Cette indifférence, sagesse et malheur, il me semblait, assis dans ce qui avait été la chambre d'Ariane, que chacun s'efforçait de la cacher, qu'au bout de quelques années de vie, chaque homme tentait de la fuir en répétant des mots, des gestes, en essayant de s'illusionner, en préférant la griserie du mirage à la dure loi de la vérité.

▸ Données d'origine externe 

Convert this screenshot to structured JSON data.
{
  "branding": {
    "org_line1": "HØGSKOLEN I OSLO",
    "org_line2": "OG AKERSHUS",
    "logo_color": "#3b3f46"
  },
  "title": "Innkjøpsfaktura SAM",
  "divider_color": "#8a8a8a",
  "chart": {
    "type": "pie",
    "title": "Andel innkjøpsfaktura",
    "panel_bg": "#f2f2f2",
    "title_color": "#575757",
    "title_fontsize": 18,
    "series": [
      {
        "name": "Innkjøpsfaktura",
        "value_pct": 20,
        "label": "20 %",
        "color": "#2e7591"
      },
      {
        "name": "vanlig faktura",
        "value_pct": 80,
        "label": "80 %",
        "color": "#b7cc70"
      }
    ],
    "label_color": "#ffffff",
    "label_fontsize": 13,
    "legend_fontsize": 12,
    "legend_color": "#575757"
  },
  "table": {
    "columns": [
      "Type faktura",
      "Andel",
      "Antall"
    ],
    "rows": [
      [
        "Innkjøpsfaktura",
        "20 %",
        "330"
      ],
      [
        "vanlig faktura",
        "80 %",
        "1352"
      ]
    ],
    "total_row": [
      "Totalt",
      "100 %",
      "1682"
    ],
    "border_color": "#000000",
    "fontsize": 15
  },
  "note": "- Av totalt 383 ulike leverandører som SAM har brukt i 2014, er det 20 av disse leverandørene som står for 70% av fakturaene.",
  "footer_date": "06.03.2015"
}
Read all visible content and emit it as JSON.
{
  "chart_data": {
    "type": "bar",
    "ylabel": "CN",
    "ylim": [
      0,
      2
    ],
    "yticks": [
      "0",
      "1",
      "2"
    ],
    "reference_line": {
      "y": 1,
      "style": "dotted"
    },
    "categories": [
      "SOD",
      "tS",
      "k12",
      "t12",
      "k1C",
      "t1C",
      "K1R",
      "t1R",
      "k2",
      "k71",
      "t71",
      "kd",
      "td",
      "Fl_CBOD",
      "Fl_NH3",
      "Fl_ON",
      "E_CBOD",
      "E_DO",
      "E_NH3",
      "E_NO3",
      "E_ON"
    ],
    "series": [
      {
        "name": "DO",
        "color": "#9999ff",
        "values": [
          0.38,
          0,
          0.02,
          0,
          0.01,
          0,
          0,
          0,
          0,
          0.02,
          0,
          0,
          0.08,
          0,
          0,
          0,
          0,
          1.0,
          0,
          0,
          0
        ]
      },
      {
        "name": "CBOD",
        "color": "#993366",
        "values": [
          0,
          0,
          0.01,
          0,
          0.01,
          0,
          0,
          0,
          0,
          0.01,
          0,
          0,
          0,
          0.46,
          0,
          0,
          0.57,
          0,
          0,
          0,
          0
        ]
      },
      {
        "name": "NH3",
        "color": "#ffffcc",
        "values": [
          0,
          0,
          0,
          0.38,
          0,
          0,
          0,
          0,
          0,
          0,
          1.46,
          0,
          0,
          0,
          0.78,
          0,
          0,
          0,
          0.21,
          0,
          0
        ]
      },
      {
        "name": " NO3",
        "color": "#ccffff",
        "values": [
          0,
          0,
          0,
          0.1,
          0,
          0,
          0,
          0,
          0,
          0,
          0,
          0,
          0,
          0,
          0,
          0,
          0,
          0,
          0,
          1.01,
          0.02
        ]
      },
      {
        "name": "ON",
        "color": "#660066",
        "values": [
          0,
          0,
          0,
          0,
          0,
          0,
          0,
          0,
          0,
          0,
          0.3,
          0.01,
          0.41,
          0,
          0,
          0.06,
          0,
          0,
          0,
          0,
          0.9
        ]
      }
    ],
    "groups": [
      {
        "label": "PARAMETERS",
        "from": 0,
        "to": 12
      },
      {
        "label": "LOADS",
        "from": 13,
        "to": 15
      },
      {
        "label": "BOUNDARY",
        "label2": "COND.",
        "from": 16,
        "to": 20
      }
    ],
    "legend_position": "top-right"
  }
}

On ne sentait plus rien. On ne souffrait plus, sinon dans son corps. On était initié. Tout n'était que leurre. Mais il fallait faire comme si la douleur était encore vivante. Ariane, Ariane, allais-je répétant. Mais ce livre, je le feuilletais sans émotion. Et il en allait sans doute de même pour tous les sentiments, toutes les passions, individuelles ou collectives.

Au fond, que m'importaient Morandi, Balasso, les articles de Joan, l'achat de l'Universel et de l'agence H and H par la Morandi Communication? Que m'importait le regard perçant de Franz Leiburg que Joan décrivait comme un personnage à la fois maléfique et fascinant? Qu'est-ce qui existait pour moi dans tout cela? Qu'est-ce qui liait ensemble toutes ces vies? Peut-être une vague illusion. Peut-être n'étions-nous tous que des pierres lancées dans l'eau d'un lac? Des rides se forment, la pierre tombe par le fond, les cercles à la surface s'élargissent puis s'effacent, l'eau redevient lisse.

Et passent sur le sable les ombres des poissons noirs.